Yoga: a workout for mind, body

Photo by Caitlyn Massy | The Collegian Izabela Ragan, graduate student in veterinary medicine, and Sean Charvet, graduate student in security studies, stretch at the beginning of the All-Levels yoga class on Sept. 3, 2014.

As yoga becomes an increasingly popular method of exercise, several schools of practice have emerged that cater to all levels of expertise and styles. As with all forms of activity, it can be confusing to know where to start or which type is best for you.

In general, the goal of yoga is to calm the mind and to achieve increased synchronization between the mind and body in order to live a healthier life. There are many forms of yoga, but the one most people are familiar with is Hatha yoga, or the focus on physical movements, postures and breathing techniques.

Yoga is an intricate system that provides a complete philosophy for living a healthy life and as such can become overwhelming for beginners. Those without previous yoga experience may be uncertain of what to expect or how to adapt it to meet their individual needs.

“The hardest part is walking through the door,” said Jessa Voos, owner and registered yoga teacher at Orange Sky Yoga, located at 227 Blue Earth Place. “Some people think yoga is too hard, too easy or intimidating. Just walk through the door.”
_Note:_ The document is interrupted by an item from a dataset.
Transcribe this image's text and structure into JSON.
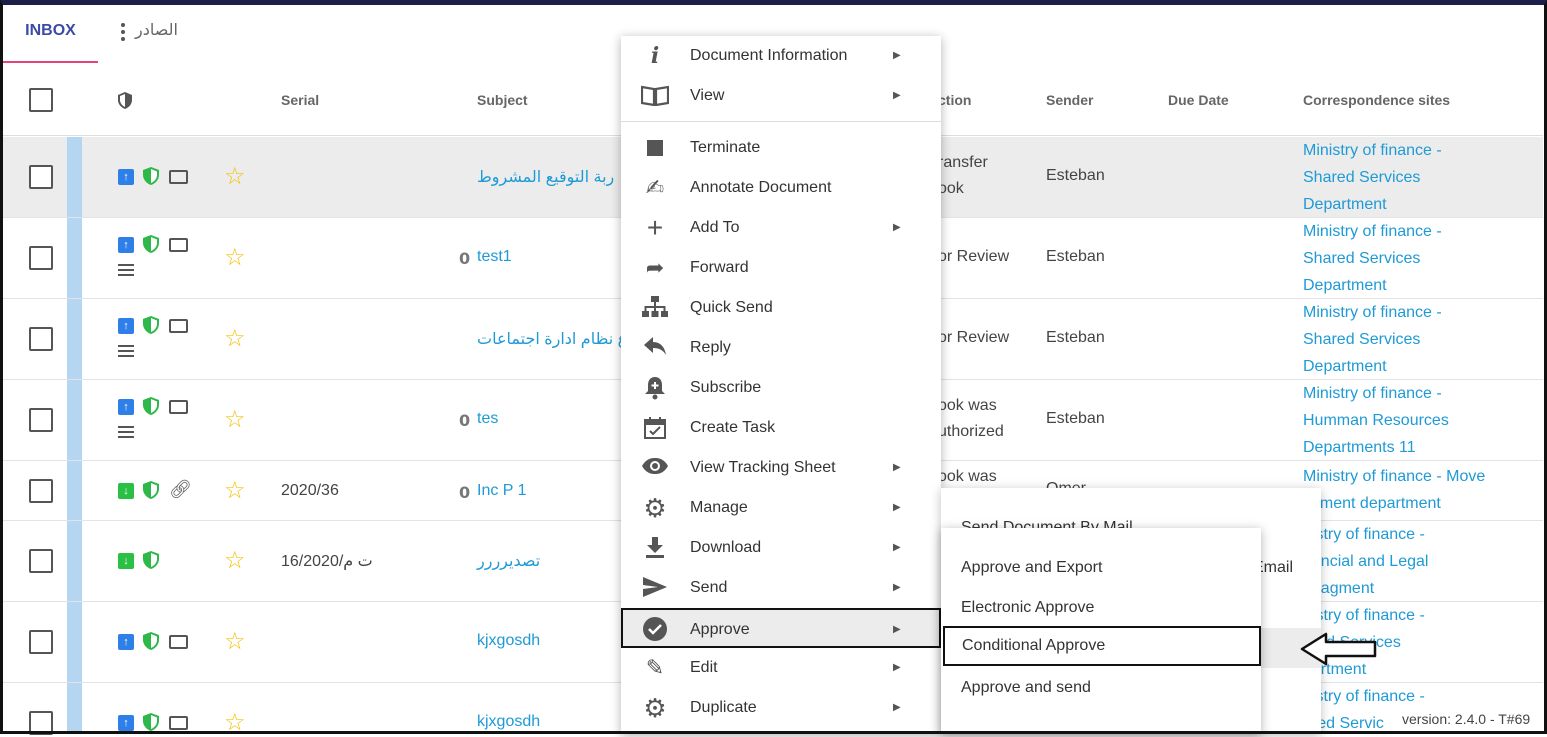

According to YogaWorks, a national yoga school, people who practice yoga regularly can experience mental benefits such as balanced and happier mood, improved sleep, better focus at work and a calmer mind. Physically, yoga increases energy, encourages weight loss, decreases back pain and enhances athletic ability.

For some, results and effects of yoga can be felt immediately.

“My first time doing yoga … I felt so relaxed when I left,” Alyssa Lally, senior in mass communications, said. “I’m definitely going to try and make a habit of it … to hold myself accountable and take my health more seriously.”

Among the unfamiliar with yoga exists a misconception that the act of practicing yoga means you have to or should use it to replace other regimens or exercises. However, in many cases, yoga can actually be a complementary aid for other forms of physical activity.

“Yoga is a great companion for other forms of exercise,” Voos said. “Running tends to tighten the hamstrings, and yoga helps heal and bring your body back into balance. It’s very beneficial.”

Another misconception about yoga is that practicing it will require adherence to certain religious or spiritual beliefs. Although yoga can certainly evoke elements of spiritual growth, it is not customarily used as a medium for religious beliefs.

“Yoga really is for everyone,” said Lauren Klein, junior in nutrition and kinesiology and a registered yoga instructor at the Chester E. Peter’s Recreation Complex. “I lean towards a more traditional style of yoga and try to incorporate yoga throughout the day. You can do that by being mindful of your breathing and where you’re at physically and mentally.”

For many instructors, the act of teaching can be just as rewarding as practicing, if not more.

“Every time I walk through the door, I’m happy,” Voos said. “I love teaching beginners. Once they get through that initial barrier, they become so open to trying new things. I also love teaching the harder classes because you get to play.”

Talking with the instructor of a yoga class you want to take can help beginners and even seasoned yogis better understand the goals for that session and what it will entail. They can answer questions that will help you understand the physical demands. Asking if meditation or chanting is included will provide insight to the mental and spiritual aspects. Answers to these questions will give you a better idea as to if the class is vigorous or more meditative.

“The all-levels (yoga) class (at the Rec) is a good way to start building a good foundation,” Klein said. “Gentle yoga is another way to ease into it.”

Above everything else, those who teach emphasize that practicing yoga is different for everyone and that no two people will experience it the same way – nor will they progress at the same rate. They encourage all to be patient and at peace with whichever stage they’re at in that moment.

“Yoga is whatever you want it to be,” Voos said.